It is no longer enough for hospitals to make patients healthy enough to leave. Now, as part of the Obama administration’s health care overhaul, they are spending millions of dollars to keep those patients from coming back, often acting like personal assistants to help them manage their post-hospital lives.
While federal statistics show the effort is beginning to reduce costly and unnecessary readmissions, a growing number of critics are asking whether the government policy, which penalizes hospitals that have high readmission rates, is unfair. They also are questioning whether hospitals should be responsible for managing the personal lives of patients once they are released — or whether they should focus on other ways to improve care.
“It’s consumed a lot of resources,” said Dr. Michael Henderson, who focuses on quality and patient safety for the Cleveland Clinic, which attributes its relatively high readmission rate to successfully treating a high number of severely ill patients.
Under the new regulations, hospitals face hefty penalties for readmitting patients they have treated, on the theory that many readmissions result from poor follow-up care.

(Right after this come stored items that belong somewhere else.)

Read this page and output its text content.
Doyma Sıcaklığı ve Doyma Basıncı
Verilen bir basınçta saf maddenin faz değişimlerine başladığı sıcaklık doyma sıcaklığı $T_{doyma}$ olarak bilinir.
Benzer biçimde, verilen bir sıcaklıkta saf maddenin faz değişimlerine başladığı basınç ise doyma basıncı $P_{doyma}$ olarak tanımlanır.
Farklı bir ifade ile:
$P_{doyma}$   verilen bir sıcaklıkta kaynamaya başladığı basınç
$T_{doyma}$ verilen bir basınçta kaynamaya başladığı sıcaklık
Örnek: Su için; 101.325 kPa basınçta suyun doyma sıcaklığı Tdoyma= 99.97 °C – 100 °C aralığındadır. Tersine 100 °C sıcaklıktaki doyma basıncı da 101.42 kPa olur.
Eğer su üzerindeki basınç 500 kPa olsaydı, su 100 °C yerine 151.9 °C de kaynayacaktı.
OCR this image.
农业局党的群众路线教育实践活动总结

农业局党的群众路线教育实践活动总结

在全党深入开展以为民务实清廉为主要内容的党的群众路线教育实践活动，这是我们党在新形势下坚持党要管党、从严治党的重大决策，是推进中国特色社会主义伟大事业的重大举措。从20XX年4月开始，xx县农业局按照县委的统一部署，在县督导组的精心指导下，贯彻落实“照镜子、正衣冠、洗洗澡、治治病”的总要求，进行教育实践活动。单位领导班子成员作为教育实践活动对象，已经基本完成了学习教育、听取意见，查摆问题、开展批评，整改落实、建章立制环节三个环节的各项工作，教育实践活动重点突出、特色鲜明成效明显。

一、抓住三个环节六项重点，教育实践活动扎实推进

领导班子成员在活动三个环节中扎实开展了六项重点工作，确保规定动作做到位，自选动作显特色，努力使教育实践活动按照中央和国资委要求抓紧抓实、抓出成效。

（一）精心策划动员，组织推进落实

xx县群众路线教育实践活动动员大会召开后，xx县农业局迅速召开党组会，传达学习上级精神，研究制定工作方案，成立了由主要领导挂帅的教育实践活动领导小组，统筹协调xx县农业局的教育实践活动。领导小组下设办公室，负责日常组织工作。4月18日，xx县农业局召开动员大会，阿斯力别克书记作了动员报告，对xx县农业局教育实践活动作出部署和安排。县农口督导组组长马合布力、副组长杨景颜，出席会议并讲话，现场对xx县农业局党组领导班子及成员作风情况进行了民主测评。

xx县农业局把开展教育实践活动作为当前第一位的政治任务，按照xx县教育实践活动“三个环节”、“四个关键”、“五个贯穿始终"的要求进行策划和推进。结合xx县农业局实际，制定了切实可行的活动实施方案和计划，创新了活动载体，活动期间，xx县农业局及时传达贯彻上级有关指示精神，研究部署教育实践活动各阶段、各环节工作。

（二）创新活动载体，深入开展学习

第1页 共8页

It makes for cheaper and better care in the long run, the thinking goes, to help patients stay healthy than to be forced to readmit them for another costly hospital stay.
So hospitals call patients within 48 hours of discharge to find out how they are feeling. They arrange patients’ follow-up appointments with doctors even before a patient leaves. And they have redoubled their efforts to ensure that patients understand what medicines to take at home.
But hospitals also have taken on responsibilities far outside the medical realm: They are helping patients arrange transportation for follow-up doctor visits, get safe housing or even find a hot meal, all in an effort to keep them healthy.
“There’s a huge opportunity to reduce the cost of medical care by addressing these other things, the social aspects,” said Dr. Samuel Skootsky, chief medical officer of the UCLA Faculty Practice Group and Medical Group.
Medicare, which monitors hospitals’ compliance with the new rules, says nearly two-thirds of hospitals receiving traditional Medicare payments are expected to pay penalties totaling about $300 million in 2013 because too many of their patients were readmitted within 30 days of discharge. Last month, Medicare reported that readmissions had dropped to 17.8 percent by late last year from 19 percent in 2011.
But increasingly, health policy experts and hospital executives say the penalties, which went into effect in October, unfairly target hospitals that treat the sickest patients or those facing the greatest socioeconomic challenges. They say a readmission rate is not a clear measure of the quality of care provided, noting that hospitals with higher mortality rates might also have fewer returning patients.
“Dead patients can’t be readmitted,” Henderson said.
“We’re using a proxy because it’s a convenient proxy — it’s just not a very accurate proxy,” said Dr. Karen Joynt, a health policy expert and co-author of an article in The New England Journal of Medicine this month that was critical of the penalties.
Large academic medical centers and safety-net hospitals are bearing the brunt of the policy, and the authors warn that the penalties could make it even harder for hospitals struggling to care for those patients with the highest needs.
The policy, the article says, “has the potential to exacerbate disparities in care and create disincentives to providing care for patients who are particularly ill or who have complex health needs.”
The penalties, which apply to rates of readmission after hospitalization for heart attacks, pneumonia and heart failure, are calculated at 1 percent of hospital payments but will increase to 3 percent by 2015. Medicare also expects to expand the targeted readmissions to include more kinds of hospitalizations.